Mal de Ojo se percibe austera con un toque clásico, pero no pierde modernidad y pertinencia. No donde una niña de 13 años batalla para ser escuchada sobre el abuso que está viviendo, y que sus padres son los primeros en ignorar. Ver Mal de Ojo se siente como regresar a una era de oro del cine de terror gótico mexicano, donde El Libro de Piedra y Hasta El Viento Tiene Miedo reinaban la cartelera. Pero tiene otros guiños interesantes a directores como Guillermo del Toro y Wes Craven, curiosamente ambos amantes del efectismo práctico que no pretende ocultar que el cine es cine, ni busca ningún tipo de naturalidad.
La gran sorpresa de Mal de Ojo es sin duda Paola Miguel, una muy joven actriz que carga sobre sus hombros el ejercicio dramático entero de la película, y sin la cual sería imposible vivir el miedo como espectador. Honesta en su crear y sin necesidad de desbordarse, Paola le hace frente al monstruo que es Ofelia Medina (como actriz y como personaje) y no se echa para atrás.
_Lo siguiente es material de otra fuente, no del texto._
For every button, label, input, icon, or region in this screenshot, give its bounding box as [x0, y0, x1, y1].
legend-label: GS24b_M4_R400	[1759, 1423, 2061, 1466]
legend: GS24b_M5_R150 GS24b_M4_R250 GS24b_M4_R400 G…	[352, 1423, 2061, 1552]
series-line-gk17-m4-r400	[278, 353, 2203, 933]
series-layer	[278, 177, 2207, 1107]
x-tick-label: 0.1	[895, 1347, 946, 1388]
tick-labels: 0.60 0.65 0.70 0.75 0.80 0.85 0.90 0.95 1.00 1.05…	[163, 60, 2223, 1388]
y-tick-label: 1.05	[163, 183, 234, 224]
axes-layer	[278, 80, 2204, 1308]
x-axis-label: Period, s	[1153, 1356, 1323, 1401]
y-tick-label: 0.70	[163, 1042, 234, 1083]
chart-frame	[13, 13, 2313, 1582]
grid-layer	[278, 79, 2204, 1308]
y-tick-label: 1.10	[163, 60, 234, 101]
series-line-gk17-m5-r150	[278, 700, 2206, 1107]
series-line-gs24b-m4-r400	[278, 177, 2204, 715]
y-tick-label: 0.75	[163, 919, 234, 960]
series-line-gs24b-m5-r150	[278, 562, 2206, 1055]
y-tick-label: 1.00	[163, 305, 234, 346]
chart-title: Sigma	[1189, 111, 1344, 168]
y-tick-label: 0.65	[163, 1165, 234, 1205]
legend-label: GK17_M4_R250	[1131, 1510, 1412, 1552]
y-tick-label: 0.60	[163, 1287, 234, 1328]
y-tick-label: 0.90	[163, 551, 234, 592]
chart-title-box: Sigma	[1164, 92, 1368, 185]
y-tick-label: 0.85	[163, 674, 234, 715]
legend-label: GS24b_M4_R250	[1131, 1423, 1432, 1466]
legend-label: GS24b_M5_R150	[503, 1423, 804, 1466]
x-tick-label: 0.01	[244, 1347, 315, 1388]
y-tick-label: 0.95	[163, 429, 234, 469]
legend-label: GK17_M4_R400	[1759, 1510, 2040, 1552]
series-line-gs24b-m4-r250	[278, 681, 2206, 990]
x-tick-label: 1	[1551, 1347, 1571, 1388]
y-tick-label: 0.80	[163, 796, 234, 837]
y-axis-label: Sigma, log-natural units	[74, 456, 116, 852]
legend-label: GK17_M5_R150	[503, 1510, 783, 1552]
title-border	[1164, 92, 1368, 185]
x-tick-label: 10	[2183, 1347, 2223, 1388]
Gana el round y se vuelve un motor de cuidado. Una revelación más que grata.
El único pie cojo de Mal de Ojo es una historia tangencial: la de Abigaíl y Pedro, los ayudantes de Josefa en la mansión en el pueblo, que funcionan como narradores de las leyendas de brujas, cosa que es útil y práctico, pero que en algún momento se desvían para vivir su propia desgracia, que no queda del todo claro cómo se relaciona directamente con la propia tragedia de Nala y Luna, dado que no parece afectar su camino de ningún modo, y deja su final a la deriva sin ceierre preciso. Personajes secundarios cuya presencia es comprensible, pero su arco confuso y, debatiría, innecesario.
En México el terror es un género cuya artesanía hemos ido perdiendo con los años, que se ha vuelto derivativo de lo que vemos en el cine americano, repleto de historias sobre posesiones contadas ya demasiadas veces y fantasmas que no tienen nada de único. Mal de Ojo podrá no ser una película perfecta a la altura de las cintas de terror que se clavan en el inconsciente colectivo, pero es un gran paso para retomar el género desde lo que nos pertenece, con leyendas del cine que no van y juegan al sustito, y una visión de autor que habla por sí misma, sí a partir de referencias, pero no en forma de calca obvia y predecible de todo lo demás que está allá afuera. Mal de Ojo no es franquiciataria, no es fast food. Es un ejemplo de que, cuando queremos y se nos permite, también tenemos algo que proponer en un género tan viejo como las brujas mismas.